Blowtorch’s body was fashioned from sheet metal. A nine hp gasoline engine provided the “horsepower.” Small wheels were hidden under his hooves. The legs slid back and forth. A foot throttle controlled the speed; a brake cable slowed it down. A coat of black and white paint and a horsehair mane and tail completed his “horsey” look.
After McIntyre’s death in 1965, Blowtorch was put out to pasture. Neglected and almost forgotten, the elements took their toll. Rust began to eat away at his shiny coat. The bearings in his mechanical body seized up. That’s when Allan Jacobs, a welder at McIntyre’s shop, spotted the tired horse and decided to do something about it. Along with McIntyre’s son Jim, he decided to bring Blowtorch out of retirement, restoring him to his former glory.
Over a decade later, Jim McIntyre donated his father’s favourite horse to the Western Development Museum. Treated to a “tune up” both inside and out, Blowtorch found a safe home at the WDM Moose Jaw.

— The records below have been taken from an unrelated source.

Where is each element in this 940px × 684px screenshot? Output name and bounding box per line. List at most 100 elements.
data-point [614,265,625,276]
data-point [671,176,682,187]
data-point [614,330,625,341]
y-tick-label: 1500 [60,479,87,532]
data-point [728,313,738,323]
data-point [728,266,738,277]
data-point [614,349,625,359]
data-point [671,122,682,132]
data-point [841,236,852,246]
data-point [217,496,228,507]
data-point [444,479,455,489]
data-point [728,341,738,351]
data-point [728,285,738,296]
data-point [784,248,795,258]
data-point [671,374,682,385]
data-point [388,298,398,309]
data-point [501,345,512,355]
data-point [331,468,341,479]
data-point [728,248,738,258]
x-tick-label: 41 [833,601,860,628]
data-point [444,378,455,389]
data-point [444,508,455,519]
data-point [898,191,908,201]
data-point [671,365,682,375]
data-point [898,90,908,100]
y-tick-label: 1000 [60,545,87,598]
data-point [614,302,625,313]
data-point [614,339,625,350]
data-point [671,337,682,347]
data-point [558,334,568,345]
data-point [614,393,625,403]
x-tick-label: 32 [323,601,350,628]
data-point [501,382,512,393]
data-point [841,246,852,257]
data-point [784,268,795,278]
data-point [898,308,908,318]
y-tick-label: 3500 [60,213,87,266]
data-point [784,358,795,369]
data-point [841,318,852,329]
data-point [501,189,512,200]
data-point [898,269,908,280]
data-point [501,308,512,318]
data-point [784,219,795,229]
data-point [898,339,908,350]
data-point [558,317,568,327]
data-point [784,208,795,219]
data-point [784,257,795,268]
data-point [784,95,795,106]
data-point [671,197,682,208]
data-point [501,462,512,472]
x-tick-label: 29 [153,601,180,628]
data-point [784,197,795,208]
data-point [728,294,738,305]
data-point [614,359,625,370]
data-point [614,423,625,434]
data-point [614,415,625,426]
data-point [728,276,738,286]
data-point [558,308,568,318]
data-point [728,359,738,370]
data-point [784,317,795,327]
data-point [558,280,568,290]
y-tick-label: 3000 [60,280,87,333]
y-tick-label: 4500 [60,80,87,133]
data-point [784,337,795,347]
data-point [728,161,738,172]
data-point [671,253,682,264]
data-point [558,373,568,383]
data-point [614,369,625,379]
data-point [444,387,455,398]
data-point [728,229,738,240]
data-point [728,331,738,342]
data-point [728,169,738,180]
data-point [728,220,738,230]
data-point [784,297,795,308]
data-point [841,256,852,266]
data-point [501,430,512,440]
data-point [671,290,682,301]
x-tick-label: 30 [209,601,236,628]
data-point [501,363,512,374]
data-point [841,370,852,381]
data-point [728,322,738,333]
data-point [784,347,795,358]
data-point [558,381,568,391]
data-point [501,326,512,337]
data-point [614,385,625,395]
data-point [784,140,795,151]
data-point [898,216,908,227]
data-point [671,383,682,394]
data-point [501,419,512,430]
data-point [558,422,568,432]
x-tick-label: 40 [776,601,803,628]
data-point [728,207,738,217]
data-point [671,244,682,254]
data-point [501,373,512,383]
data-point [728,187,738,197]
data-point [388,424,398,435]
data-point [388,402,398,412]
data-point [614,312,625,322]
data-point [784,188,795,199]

In 1986, he made the trip by rail to Vancouver where he was stabled in the Saskatchewan pavilion at Expo 86.

W.J. McIntyre was also a practical inventor. In addition to his rather fanciful horse, McIntyre invented many things for use around the farm. Some were patented; others were not. His foundry and machine shop turned out land packers, windchargers, seed treaters, grain loaders, animal dehorners, swath turners and tractor cabs.
In the late 1950s, McIntyre organized the Inventors’ Association to encourage inventors like himself who had experienced difficulty in patenting his ideas and promoting them to likely buyers. By 1958, the Association had over a thousand members scattered across Canada and the United States.
Blowtorch is currently featured at the WDM Moose Jaw.